The NANOG Marker, a fluorescent polypeptide, is expressed by differentiated cells. It is most commonly expressed in the trophectoderm and endoderm. After transfection, NANOG expression in human ES cells was reduced by 4 days. NANOG's downregulation did not impact SOX2 or REX1 which are essential for the development of the placenta in bovine embryos. NANOG expression was associated with the expression of early and late trophectodermal marker, which includes markers of endoderm differentiation.

The HA binding to the CD44 receptor enhances the connection between NANOG and STAT3, which activates genes that are involved in cell cycle and the process of apoptosis. These genes are associated to self-renewal and apoptosis in cancer cells. NANOG is a key marker to diagnose these diseases. The treatment won't be effective if the test is incapable of correctly identifying.

We used four embryos of human beings at different stages of development for the research. To detect NANOG we stained the embryos with secondary antibodies. We used only four embryos per developmental stage due to the small amount of human material. To determine whether NANOG was present in the four oocytes, the researchers examined the oocytes. The oocytes were classified as negative if NANOG expression was not evident in any of the four samples.

To study the interaction between Nanog and Sox2 We examined a variety of modifications to Sox2. We discovered an amino acid mutation in the C-terminus of Sox2 that reduced the undifferentiated ES colony size by 50 percent.
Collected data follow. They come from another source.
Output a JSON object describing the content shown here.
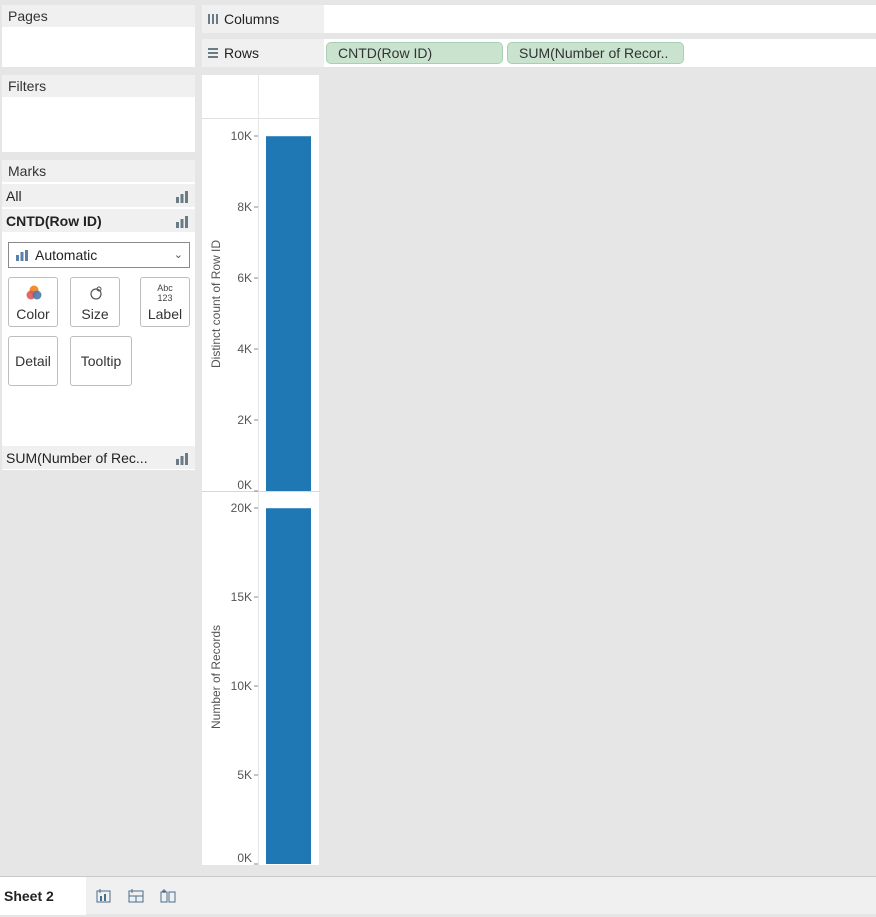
{
  "panels": {
    "pages": "Pages",
    "filters": "Filters",
    "marks": "Marks"
  },
  "marks": {
    "rows": [
      "All",
      "CNTD(Row ID)",
      "SUM(Number of Rec..."
    ],
    "mark_type": "Automatic",
    "buttons": [
      "Color",
      "Size",
      "Label",
      "Detail",
      "Tooltip"
    ],
    "label_icon_text": [
      "Abc",
      "123"
    ]
  },
  "shelves": {
    "columns_label": "Columns",
    "rows_label": "Rows",
    "row_pills": [
      "CNTD(Row ID)",
      "SUM(Number of Recor.."
    ]
  },
  "sheet_tab": "Sheet 2",
  "colors": {
    "bar": "#1f77b4",
    "pill": "#c9e3cf",
    "icon": "#6b7b86"
  },
  "chart_data": [
    {
      "type": "bar",
      "ylabel": "Distinct count of Row ID",
      "yticks": [
        "0K",
        "2K",
        "4K",
        "6K",
        "8K",
        "10K"
      ],
      "tick_values": [
        0,
        2000,
        4000,
        6000,
        8000,
        10000
      ],
      "ylim": [
        0,
        10000
      ],
      "values": [
        9994
      ]
    },
    {
      "type": "bar",
      "ylabel": "Number of Records",
      "yticks": [
        "0K",
        "5K",
        "10K",
        "15K",
        "20K"
      ],
      "tick_values": [
        0,
        5000,
        10000,
        15000,
        20000
      ],
      "ylim": [
        0,
        20000
      ],
      "values": [
        19988
      ]
    }
  ]
}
Nanog-related mutations play a similar function within ES cell biology. Sox2 is closely associated with Nanog. Nanog is essential to embryonic development. However, both genes must be in the ES cell nucleus in order to differentiate it properly.

By inhibiting the NANOG protein results in stimulation of AFP and GATA6, two proteins that are connected to the cell cycle. NANOG siRNA downregulation dramatically reduces cell development and differentiation in human ES-cells. To further examine this, we used the same siRNA to transfect ES cells with a GFP gene or GFP siRNA. Similar to that, GFP siRNA downregulation increased AFP expression in human ES cells, while GFP siRNA did not.
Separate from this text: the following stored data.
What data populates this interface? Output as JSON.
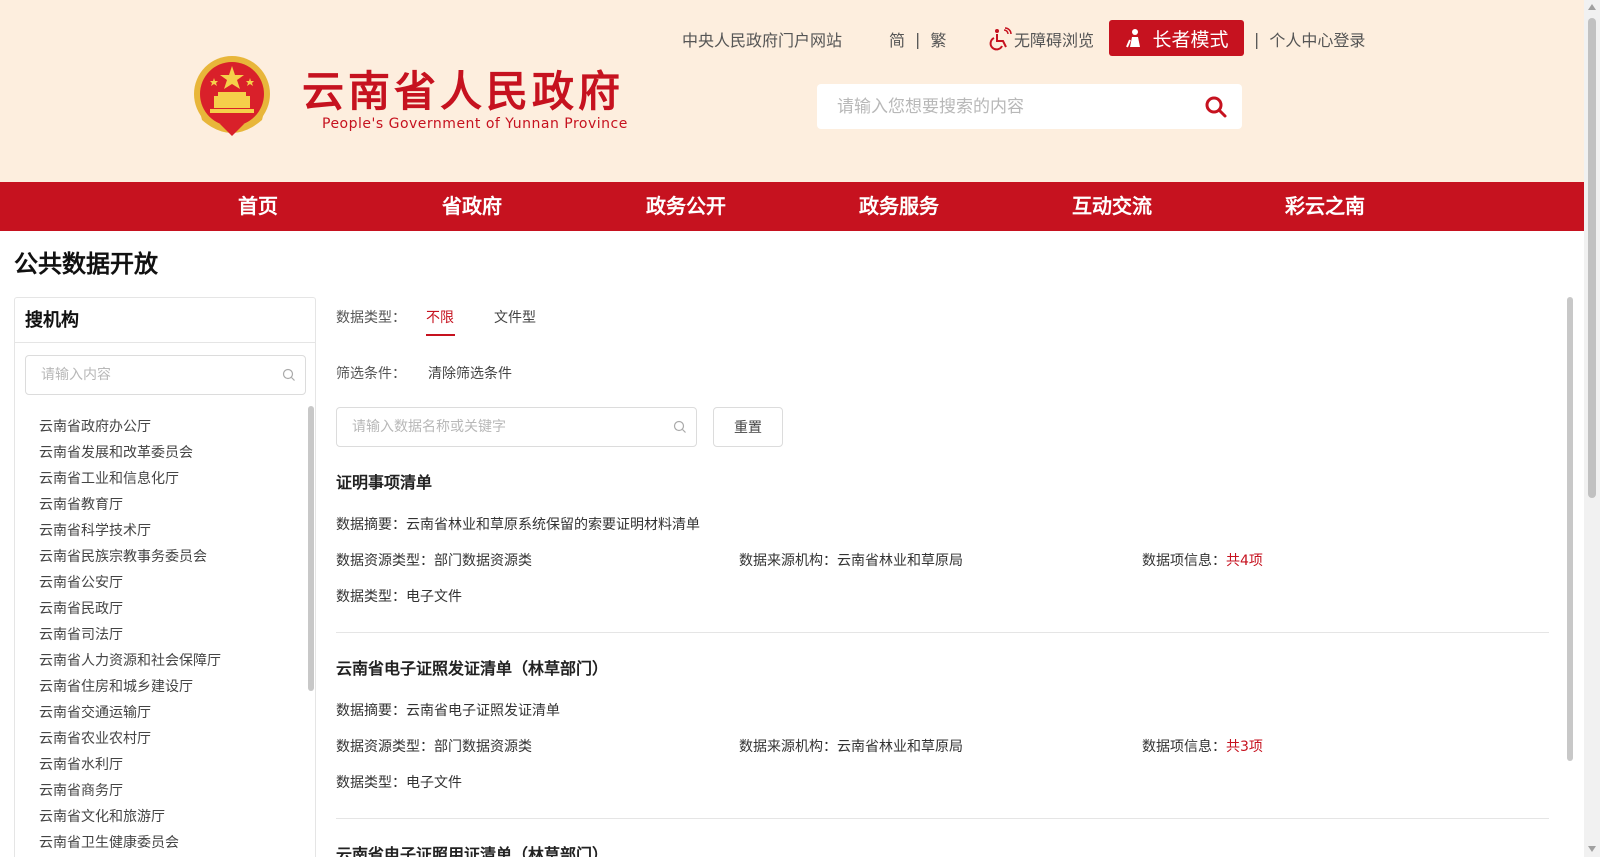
{
  "header": {
    "site_title": "云南省人民政府",
    "site_subtitle": "People's Government of Yunnan Province",
    "links": {
      "central_portal": "中央人民政府门户网站",
      "simplified": "简",
      "traditional": "繁",
      "separator": "|",
      "accessibility": "无障碍浏览",
      "elder_mode": "长者模式",
      "login": "个人中心登录"
    },
    "search": {
      "placeholder": "请输入您想要搜索的内容"
    }
  },
  "nav": {
    "items": [
      {
        "label": "首页"
      },
      {
        "label": "省政府"
      },
      {
        "label": "政务公开"
      },
      {
        "label": "政务服务"
      },
      {
        "label": "互动交流"
      },
      {
        "label": "彩云之南"
      }
    ]
  },
  "page": {
    "title": "公共数据开放"
  },
  "sidebar": {
    "title": "搜机构",
    "search_placeholder": "请输入内容",
    "items": [
      {
        "label": "云南省政府办公厅"
      },
      {
        "label": "云南省发展和改革委员会"
      },
      {
        "label": "云南省工业和信息化厅"
      },
      {
        "label": "云南省教育厅"
      },
      {
        "label": "云南省科学技术厅"
      },
      {
        "label": "云南省民族宗教事务委员会"
      },
      {
        "label": "云南省公安厅"
      },
      {
        "label": "云南省民政厅"
      },
      {
        "label": "云南省司法厅"
      },
      {
        "label": "云南省人力资源和社会保障厅"
      },
      {
        "label": "云南省住房和城乡建设厅"
      },
      {
        "label": "云南省交通运输厅"
      },
      {
        "label": "云南省农业农村厅"
      },
      {
        "label": "云南省水利厅"
      },
      {
        "label": "云南省商务厅"
      },
      {
        "label": "云南省文化和旅游厅"
      },
      {
        "label": "云南省卫生健康委员会"
      }
    ]
  },
  "filters": {
    "data_type_label": "数据类型：",
    "tabs": [
      {
        "label": "不限",
        "active": true
      },
      {
        "label": "文件型",
        "active": false
      }
    ],
    "conditions_label": "筛选条件：",
    "clear_label": "清除筛选条件",
    "search_placeholder": "请输入数据名称或关键字",
    "reset_label": "重置"
  },
  "records": [
    {
      "title": "证明事项清单",
      "summary": "数据摘要：云南省林业和草原系统保留的索要证明材料清单",
      "resource_type": "数据资源类型：部门数据资源类",
      "source_org": "数据来源机构：云南省林业和草原局",
      "items_label": "数据项信息：",
      "items_count": "共4项",
      "data_type": "数据类型：电子文件"
    },
    {
      "title": "云南省电子证照发证清单（林草部门）",
      "summary": "数据摘要：云南省电子证照发证清单",
      "resource_type": "数据资源类型：部门数据资源类",
      "source_org": "数据来源机构：云南省林业和草原局",
      "items_label": "数据项信息：",
      "items_count": "共3项",
      "data_type": "数据类型：电子文件"
    },
    {
      "title": "云南省电子证照用证清单（林草部门）"
    }
  ],
  "colors": {
    "brand_red": "#c6121f",
    "header_bg": "#fdeede"
  }
}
Although the biochemical analysis of the interactions between Sox2 and Oct4 in pluripotent cells is not fully understood but it is clear that Nanog is a key player in regulating these two genes. Lam et al. (2012) found that Nanog interacts through its serine-rich region with Sox2. The study also found that Nanog negatively regulates Sox2 while its negative effects on Oct4 were not as significant.

Nanog expression can still be studied using knock-in reporter. These reporter methods replace one allele of a gene with a fluorescent protein. The reporter genes are usually antibiotic selection cassettes. These techniques are referred to as "heterozygous Loss-of-Function reporter".